Because it will be part of a DLC, I don't think that the parliament mechanic will be expanded in the future, just like the elective monarchy. It is really a shame, it really sounds like it could be much more, but I can't think of another solution for Paradox.
The nation designer was expanded significantly in the next patch and there are still plans to add stuff, like religions I understand.
 
Actually, I think this makes perfect sense. In this form of government, the parliament is seen as part of the order of things. The monarch is not absolute, and if he or she tries to behave this way, they will lose legitimacy in the eyes of the people (or the nobility, at least). This sounds like it will model very well what happened during the reign of Charles I in England, when he dismissed Parliament and didn't call it back into session for years. He ended up being viewed as a bit of a tyrant and the end result was civil war and his execution.

This mechanic doesn't represent parliament's role in normal government, it represents the king asking parliament for extraordinary aid, which was considered a bad thing.

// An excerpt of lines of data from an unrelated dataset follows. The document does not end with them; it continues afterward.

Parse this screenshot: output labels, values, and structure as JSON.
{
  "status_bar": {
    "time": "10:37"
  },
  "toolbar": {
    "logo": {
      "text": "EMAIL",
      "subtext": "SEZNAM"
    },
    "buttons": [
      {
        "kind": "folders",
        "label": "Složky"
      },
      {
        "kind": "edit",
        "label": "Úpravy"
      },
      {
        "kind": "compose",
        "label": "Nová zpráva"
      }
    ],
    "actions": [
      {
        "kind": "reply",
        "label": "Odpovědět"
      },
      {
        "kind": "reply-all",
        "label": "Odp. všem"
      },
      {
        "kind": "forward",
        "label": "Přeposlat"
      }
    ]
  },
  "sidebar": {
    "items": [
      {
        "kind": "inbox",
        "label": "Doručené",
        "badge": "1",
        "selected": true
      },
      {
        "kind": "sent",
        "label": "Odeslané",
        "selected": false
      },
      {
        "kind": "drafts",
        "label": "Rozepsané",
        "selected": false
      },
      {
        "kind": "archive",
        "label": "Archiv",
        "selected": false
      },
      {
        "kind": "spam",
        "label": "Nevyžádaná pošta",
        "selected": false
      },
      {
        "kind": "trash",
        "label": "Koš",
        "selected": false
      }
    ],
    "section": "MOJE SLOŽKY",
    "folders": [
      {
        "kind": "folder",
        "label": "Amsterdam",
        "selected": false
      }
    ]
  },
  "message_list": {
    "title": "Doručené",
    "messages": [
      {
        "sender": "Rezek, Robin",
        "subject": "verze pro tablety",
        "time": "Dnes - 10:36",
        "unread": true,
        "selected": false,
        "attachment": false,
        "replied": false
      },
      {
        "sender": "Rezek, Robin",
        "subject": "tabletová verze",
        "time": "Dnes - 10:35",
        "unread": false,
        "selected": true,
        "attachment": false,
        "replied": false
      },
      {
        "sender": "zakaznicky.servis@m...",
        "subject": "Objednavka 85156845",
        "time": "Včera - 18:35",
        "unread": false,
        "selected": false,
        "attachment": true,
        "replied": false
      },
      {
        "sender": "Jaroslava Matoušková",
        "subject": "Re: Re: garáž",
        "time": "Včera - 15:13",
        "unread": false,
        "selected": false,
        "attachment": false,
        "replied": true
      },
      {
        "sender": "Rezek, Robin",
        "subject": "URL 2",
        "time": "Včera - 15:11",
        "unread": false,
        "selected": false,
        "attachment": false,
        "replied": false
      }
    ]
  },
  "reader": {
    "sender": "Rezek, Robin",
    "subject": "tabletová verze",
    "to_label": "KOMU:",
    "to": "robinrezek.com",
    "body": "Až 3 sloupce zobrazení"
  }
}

The debate in the screenshot is called "Increase Taxes", not "Collect Standard Revenues" or something like that.

Charles I was considered a tyrant because he used extra-parliamentary tricks like Ship Money to collect the extra taxes that he would normally need parliamentary approval for. It wasn't that he didn't call parliament per se, it was that he tried to find ways to work around them (thus infringing on their traditional rights) while at the same time not calling them.

Then again, I'm no expert. It's just the impression I've gotten from what I've read.